Submitted by Lance Roberts of Street Talk Live,
In my recent missive on "The Long View Of Interest Rates" I made the comment that:
"The 'Great Depression' was not just one very long 'recessionary' period but rather two recessions that 'bookended' a period of relatively strong economic growth. However, interest rates were unable to rise for over a decade as the 'depression' on 'Main Street' was far more real than the economic statistics revealed. It is possible that in 30 or 40 years, as we look back at current history, we will indeed label the current period as the second depression. While there indeed may not be "bread lines" on street corners it is only because the 'nutritional assistance' comes in the mailbox."
As you might imagine I received quite a bit of pushback from the economic bulls saying that there is no way that current economic situation is anything like the "Great Depression" particularly since the Federal Reserve has acted so strongly to prevent such an outcome. While I can certainly understand their argument; the reality is that there is indeed a great difference between the current economic environment and that of the depression era.
The chart below is a long view of the real, inflation adjusted, annual growth rate of GDP as well as on a per capita basis. I have also included the annual growth rates of the U.S. population. I have highlighted significant historical events for some context as well as notating the depression era and the current "Great Recession."
[Data Source: MeasuringWorth.com] click for large legible version
There are indeed many differences between the "The Great Depression" and the "Great Recession." Economically speaking, during the depression the economy experienced extremely strong annual rates of growth reaching peaks of 13% and 18% on an annualized basis as opposed to peaks during the current economic cycle of 2.5% and 2.7%. What plagued the economic system during the depression was the real loss of wealth following the "Crash of 1929" as a rash of banks went bankrupt leaving depositors penniless, unemployment soaring and consumption drained. While the government tried to provide assistance it was too little, too late. The real depression however was not a statistical economic event but rather a real disaster for "Main Street."
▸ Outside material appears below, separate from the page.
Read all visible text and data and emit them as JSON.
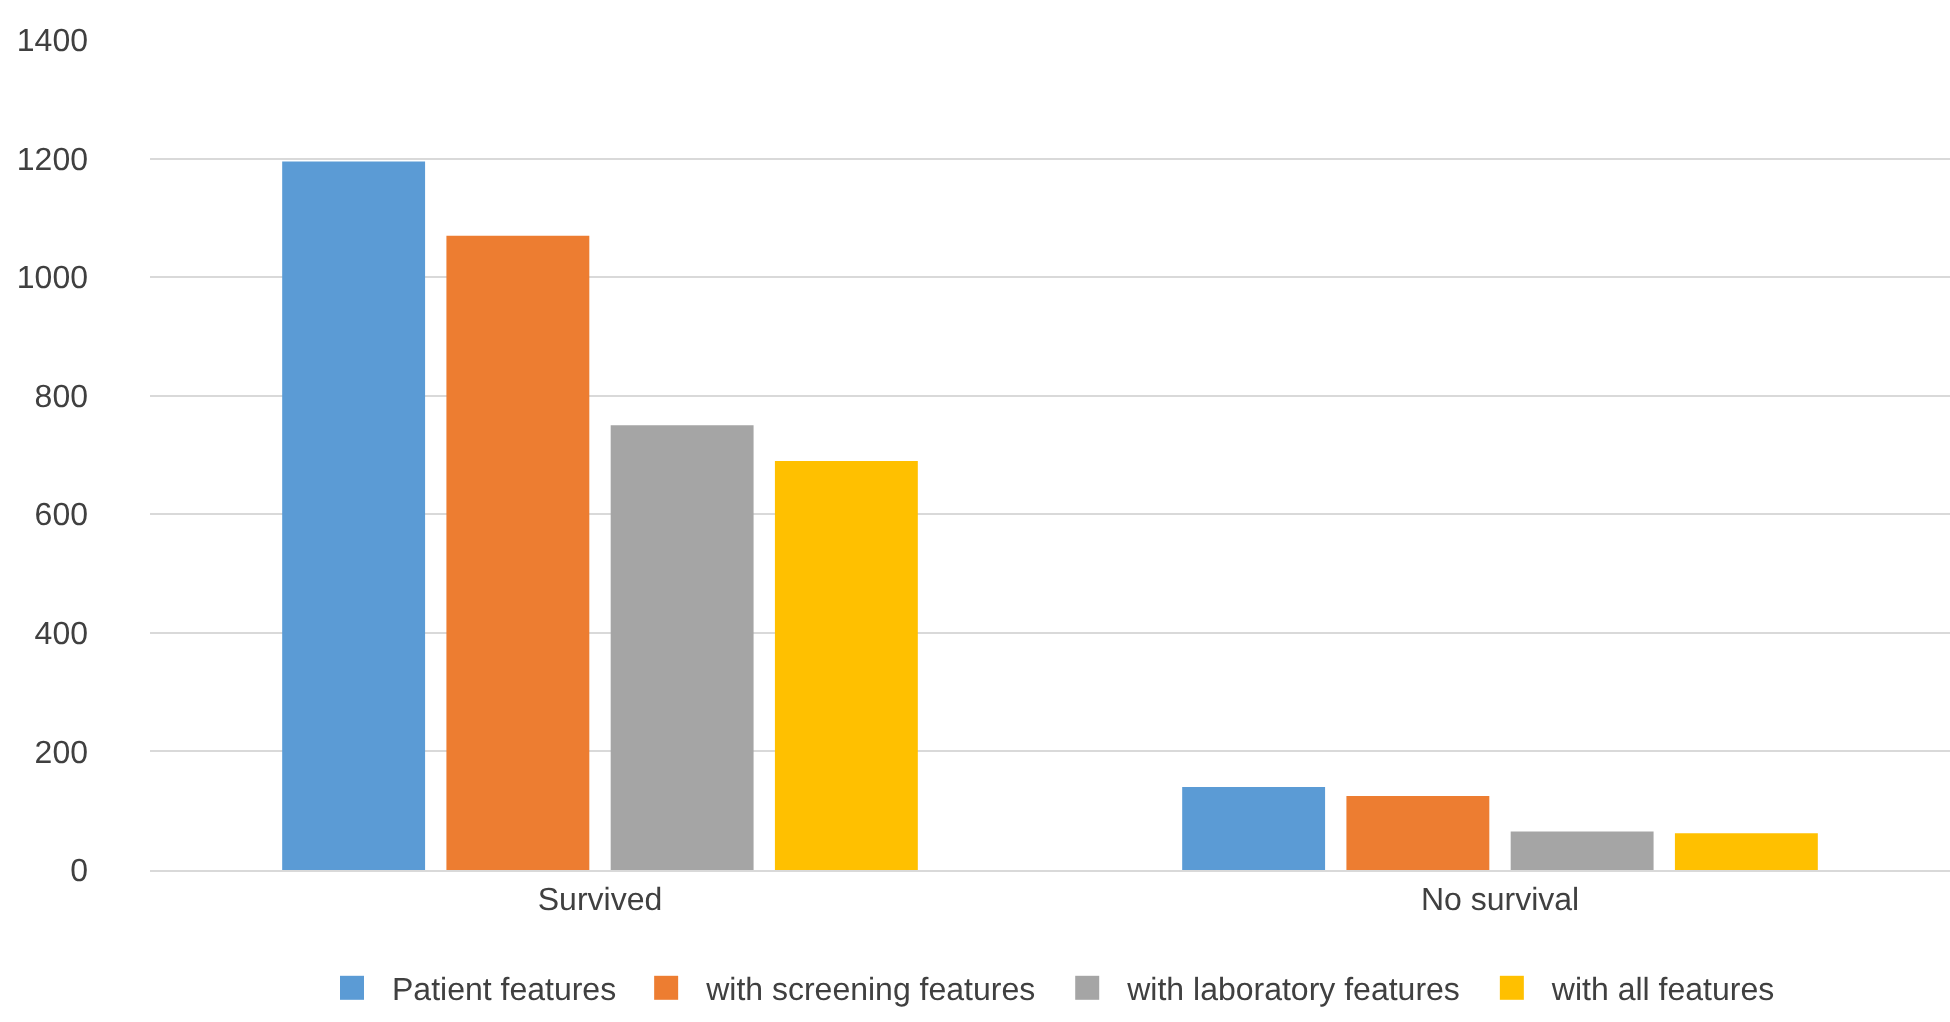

During the current period real economic growth remains lackluster, real unemployment remains high with millions of individuals simply no longer counted or resorting to part-time work just to make ends meet and roughly 100 million Americans are on some sort of government assistance. As I stated previously, the depression may indeed be on "Main Street" once again with the only difference being that the "breadlines" are formed in the mailbox rather than on street corners.
One important difference is the rate of population growth which, as opposed to the depression era, has been on a steady and consistent decline since the 1950's. This decline in population will potentially lead to further economic complications as the "baby boomer" generation migrates into retirement and becomes a net drag on financial infrastructure. (My friend Doug Short has done some excellent research in this regard that is worth reading.)
I have also noted the average rates of economic growth for various periods throughout history. During the "agricultural age," prior to 1900, the average rate of real economic growth, although very volatile due to weather, disaster and economic events, averaged 4.2% annually. As the world entered into the 20th century the impact of WWI, the massive inflationary spike that followed which led to a depression, the "Crash of 1929" and the "Great Depression" saw economic growth slip to 2.62% annually. From the depths of this turmoil rose an economic powerhouse from 1940-1980 as the U.S. became the epicenter for manufacturing and production worldwide. During this period economic growth surged to 4.51% annually. Since 1980, as the U.S. became addicted to credit, leverage and debt, the economic growth rate has continued to weaken as the U.S. shifted from its production basis to an economy built on finance and services which have lower economic multipliers. Despite the rise of technology, a surging "secular bull market," and increasing standards of living; the 1980's and 1990's saw real economic growth drop to 3.2% annually. That rate of growth has continued to decline since the turn of the century as the bursting of the technology bubble and the housing/credit crisis has led to an annual growth rate of just 1.94%.
Despite trillions of dollars of interventions and zero interest rates by the Federal Reserve, combined with numerous bailouts, supports and assistance from the Federal Government, the economy has yet to gain any real traction particularly on "Main Street." Are we currently experiencing the second "Great Depression?" That is a question that we can continue to debate currently, however, it will only be answered for certain when future historians judge this period. It will also be that same group of historians that will ultimately determine whether the actions taken by the Federal Reserve, and the Government, were a ultimately a success or a failure.
One thing is for sure. With the lowest rate of annualized economic growth on record there is a problem currently that is not being adequately recognized. Despite ongoing interventions and hopes for economic recovery the rate of population growth has now fallen to levels not seen since the early 1930's. Employment-to-population ratios remain at the lowest levels since the early 80's and 53 percent of all American workers now make less than $30,000 a year. The long term consequences of an aging population, lower incomes and savings rates and a declining rate of population growth is a problem that is likely to continue to hamper the economy going forward. Of course, these are the same problems that currently plague Japan and will soon cripple China's economy.